We highly recommend running these requests through jq for easy-to-read outputs.

curl -X POST -u USERNAME:PASSWORD https://missioncontrol.deepgram.com/v1/datasets?name="MyDataset"

In no time, you’ll get back a response telling you your new dataset’s dataset-id.

{
  "id": "dddddddd-1111-2222-3333-444444444444",
  "name": "MyDataset",
  "created": "2020-05-01T23:23:37.708528Z",
  "resource_count": 0,
  "total_duration": 0,
  "status": "UNLABELED",
  "read_only": false
}

Add audio files to your dataset

You’ll notice that the response you received in the last step noted that your dataset has a resource_count of 0. In MissionControl, a resource is made up of an audio file and its corresponding labels. Let’s go ahead and start creating those resources.

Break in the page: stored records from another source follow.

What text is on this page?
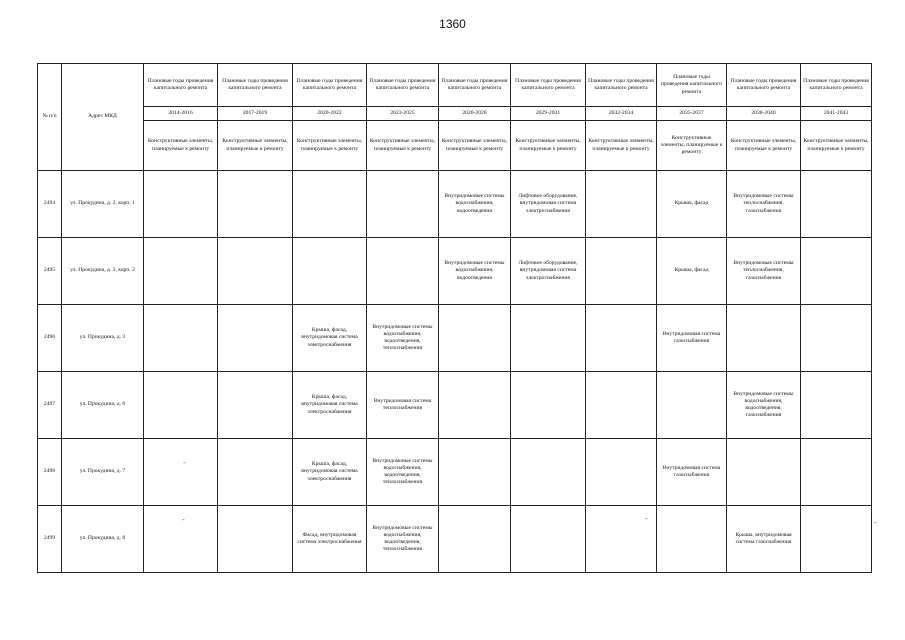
1360
№ п/п	Адрес МКД	Плановые годы проведения капитального ремонта	Плановые годы проведения капитального ремонта	Плановые годы проведения капитального ремонта	Плановые годы проведения капитального ремонта	Плановые годы проведения капитального ремонта	Плановые годы проведения капитального ремонта	Плановые годы проведения капитального ремонта	Плановые годы проведения капитального ремонта	Плановые годы проведения капитального ремонта	Плановые годы проведения капитального ремонта
		2014-2016	2017-2019	2020-2022	2023-2025	2026-2028	2029-2031	2032-2034	2035-2037	2038-2040	2041-2043
		Конструктивные элементы, планируемые к ремонту	Конструктивные элементы, планируемые к ремонту	Конструктивные элементы, планируемые к ремонту	Конструктивные элементы, планируемые к ремонту	Конструктивные элементы, планируемые к ремонту	Конструктивные элементы, планируемые к ремонту	Конструктивные элементы, планируемые к ремонту	Конструктивные элементы, планируемые к ремонту	Конструктивные элементы, планируемые к ремонту	Конструктивные элементы, планируемые к ремонту
2494	ул. Прокудина, д. 2, корп. 1					Внутридомовые системы водоснабжения, водоотведения	Лифтовое оборудование, внутридомовая система электроснабжения		Крыша, фасад	Внутридомовые системы теплоснабжения, газоснабжения	
2495	ул. Прокудина, д. 2, корп. 2					Внутридомовые системы водоснабжения, водоотведения	Лифтовое оборудование, внутридомовая система электроснабжения		Крыша, фасад	Внутридомовые системы теплоснабжения, газоснабжения	
2496	ул. Прокудина, д. 3			Крыша, фасад, внутридомовая система электроснабжения	Внутридомовые системы водоснабжения, водоотведения, теплоснабжения				Внутридомовая система газоснабжения		
2497	ул. Прокудина, д. 6			Крыша, фасад, внутридомовая система электроснабжения	Внутридомовая система теплоснабжения					Внутридомовые системы водоснабжения, водоотведения, газоснабжения	
2498	ул. Прокудина, д. 7			Крыша, фасад, внутридомовая система электроснабжения	Внутридомовые системы водоснабжения, водоотведения, теплоснабжения				Внутридомовая система газоснабжения		
2499	ул. Прокудина, д. 8			Фасад, внутридомовая система электроснабжения	Внутридомовые системы водоснабжения, водоотведения, теплоснабжения					Крыша, внутридомовая система газоснабжения	
-
-	-	-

To upload an audio file to your dataset use this curl command, being sure to:

  • Swap in your dataset-id
  • Point to the path of your audio file
  • Give your resource a name.

The MissionControl API supports both local and publicly accessible remote file uploads. We accept most audio types.

Uploading a Local File

To upload a file from your computer, run this in a terminal or your favorite API client:

curl -X POST -u USERNAME:PASSWORD --data-binary @path/to/file.wav "https://missioncontrol.deepgram.com/v1/resources?name=myfile.wav&dataset-id=dddddddd-1111-2222-3333-444444444444"

Uploading a Remote File

To upload a remote file that is publicly accessible (e.g. hosted in AWS S3 or another server), run this in a terminal or your favorite API client:

curl -X POST -u USERNAME:PASSWORD -H "Content-Type: application/json" --data '{"url": "https://www.deepgram.com/examples/interview_speech-analytics.wav"}' "https://missioncontrol.deepgram.com/v1/resources?name=myfile.wav&dataset-id=dddddddd-1111-2222-3333-444444444444"

You’ll receive a response like this:

{
  "id": "ffffffff-0000-0000-0000-ffffffffffff",
  "name": "myfile.wav",
  "created": "2020-05-01T17:08:32.353733Z",
  "duration": 2705.436,
  "status": "UNLABELED",
  "read_only": false
}

Repeat this process with all the files you’d like to add to your dataset.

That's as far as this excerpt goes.